For given text apply following preprocessing methods:

1. Tokenization
2. POS Tagging
3. Stop word Removal
4. Lemmatization
5. Stemming

In [3]:
import nltk
from nltk.tokenize import word_tokenize
from nltk.corpus import stopwords
from nltk.stem import WordNetLemmatizer, PorterStemmer
from nltk import pos_tag

In [1]:
# Sample text
text = "Natural Language Processing (NLP) is a subfield of linguistics, " \
       "computer science, and artificial intelligence concerned with " \
       "the interactions between computers and human language, " \
       "in particular how to program computers to process and analyze large amounts of natural language data."

In [None]:
nltk.download('punkt')

In [4]:
# 1. Tokenization
tokens = word_tokenize(text)
print("Tokenization:")
print(tokens)

Tokenization:
['Natural', 'Language', 'Processing', '(', 'NLP', ')', 'is', 'a', 'subfield', 'of', 'linguistics', ',', 'computer', 'science', ',', 'and', 'artificial', 'intelligence', 'concerned', 'with', 'the', 'interactions', 'between', 'computers', 'and', 'human', 'language', ',', 'in', 'particular', 'how', 'to', 'program', 'computers', 'to', 'process', 'and', 'analyze', 'large', 'amounts', 'of', 'natural', 'language', 'data', '.']


In [8]:
nltk.download('averaged_perceptron_tagger')

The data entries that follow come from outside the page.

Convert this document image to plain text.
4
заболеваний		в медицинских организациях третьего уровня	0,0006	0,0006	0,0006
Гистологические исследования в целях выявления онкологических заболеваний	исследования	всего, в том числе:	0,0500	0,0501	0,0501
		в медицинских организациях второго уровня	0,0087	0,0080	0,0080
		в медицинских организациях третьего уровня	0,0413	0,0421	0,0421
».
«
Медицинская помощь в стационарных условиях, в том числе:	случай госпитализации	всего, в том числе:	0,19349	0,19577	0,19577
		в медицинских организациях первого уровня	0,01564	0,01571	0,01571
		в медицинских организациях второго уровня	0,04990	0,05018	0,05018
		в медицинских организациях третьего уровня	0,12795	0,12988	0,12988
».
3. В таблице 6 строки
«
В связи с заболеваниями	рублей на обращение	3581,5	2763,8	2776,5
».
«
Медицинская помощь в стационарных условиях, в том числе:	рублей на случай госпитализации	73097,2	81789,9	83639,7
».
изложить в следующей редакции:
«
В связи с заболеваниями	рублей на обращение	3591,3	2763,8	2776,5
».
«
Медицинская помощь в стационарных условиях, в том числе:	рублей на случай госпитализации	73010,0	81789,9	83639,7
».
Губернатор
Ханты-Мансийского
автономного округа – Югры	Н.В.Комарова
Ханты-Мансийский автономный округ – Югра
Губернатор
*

[nltk_data] Downloading package averaged_perceptron_tagger to
[nltk_data]     C:\Users\DELL\AppData\Roaming\nltk_data...
[nltk_data]   Unzipping taggers\averaged_perceptron_tagger.zip.


True

In [3]:
# 2. POS Tagging
pos_tags = pos_tag(tokens)
print("\nPOS Tagging:")
print(pos_tags)


POS Tagging:
[('Natural', 'JJ'), ('Language', 'NNP'), ('Processing', 'NNP'), ('(', '('), ('NLP', 'NNP'), (')', ')'), ('is', 'VBZ'), ('a', 'DT'), ('subfield', 'NN'), ('of', 'IN'), ('linguistics', 'NNS'), (',', ','), ('computer', 'NN'), ('science', 'NN'), (',', ','), ('and', 'CC'), ('artificial', 'JJ'), ('intelligence', 'NN'), ('concerned', 'VBN'), ('with', 'IN'), ('the', 'DT'), ('interactions', 'NNS'), ('between', 'IN'), ('computers', 'NNS'), ('and', 'CC'), ('human', 'JJ'), ('language', 'NN'), (',', ','), ('in', 'IN'), ('particular', 'JJ'), ('how', 'WRB'), ('to', 'TO'), ('program', 'NN'), ('computers', 'NNS'), ('to', 'TO'), ('process', 'VB'), ('and', 'CC'), ('analyze', 'VB'), ('large', 'JJ'), ('amounts', 'NNS'), ('of', 'IN'), ('natural', 'JJ'), ('language', 'NN'), ('data', 'NNS'), ('.', '.')]


In [11]:
nltk.download('stopwords')

[nltk_data] Downloading package stopwords to
[nltk_data]     C:\Users\DELL\AppData\Roaming\nltk_data...
[nltk_data]   Unzipping corpora\stopwords.zip.


True

In [4]:
# 3. Stop word Removal

stop_words = set(stopwords.words('english'))
filtered_tokens = [word for word in tokens if word.lower() not in stop_words]
print("\nAfter Stop word Removal:")
print(filtered_tokens)


After Stop word Removal:
['Natural', 'Language', 'Processing', '(', 'NLP', ')', 'subfield', 'linguistics', ',', 'computer', 'science', ',', 'artificial', 'intelligence', 'concerned', 'interactions', 'computers', 'human', 'language', ',', 'particular', 'program', 'computers', 'process', 'analyze', 'large', 'amounts', 'natural', 'language', 'data', '.']


In [14]:
nltk.download('wordnet')

[nltk_data] Downloading package wordnet to
[nltk_data]     C:\Users\DELL\AppData\Roaming\nltk_data...


True

In [5]:
# 4. Lemmatization
lemmatizer = WordNetLemmatizer()
lemmatized_tokens = [lemmatizer.lemmatize(word) for word in filtered_tokens]
print("\nAfter Lemmatization:")
print(lemmatized_tokens)


After Lemmatization:
['Natural', 'Language', 'Processing', '(', 'NLP', ')', 'subfield', 'linguistics', ',', 'computer', 'science', ',', 'artificial', 'intelligence', 'concerned', 'interaction', 'computer', 'human', 'language', ',', 'particular', 'program', 'computer', 'process', 'analyze', 'large', 'amount', 'natural', 'language', 'data', '.']


In [6]:
# 5. Stemming
stemmer = PorterStemmer()
stemmed_tokens = [stemmer.stem(word) for word in filtered_tokens]
print("\nAfter Stemming:")
print(stemmed_tokens)


After Stemming:
['natur', 'languag', 'process', '(', 'nlp', ')', 'subfield', 'linguist', ',', 'comput', 'scienc', ',', 'artifici', 'intellig', 'concern', 'interact', 'comput', 'human', 'languag', ',', 'particular', 'program', 'comput', 'process', 'analyz', 'larg', 'amount', 'natur', 'languag', 'data', '.']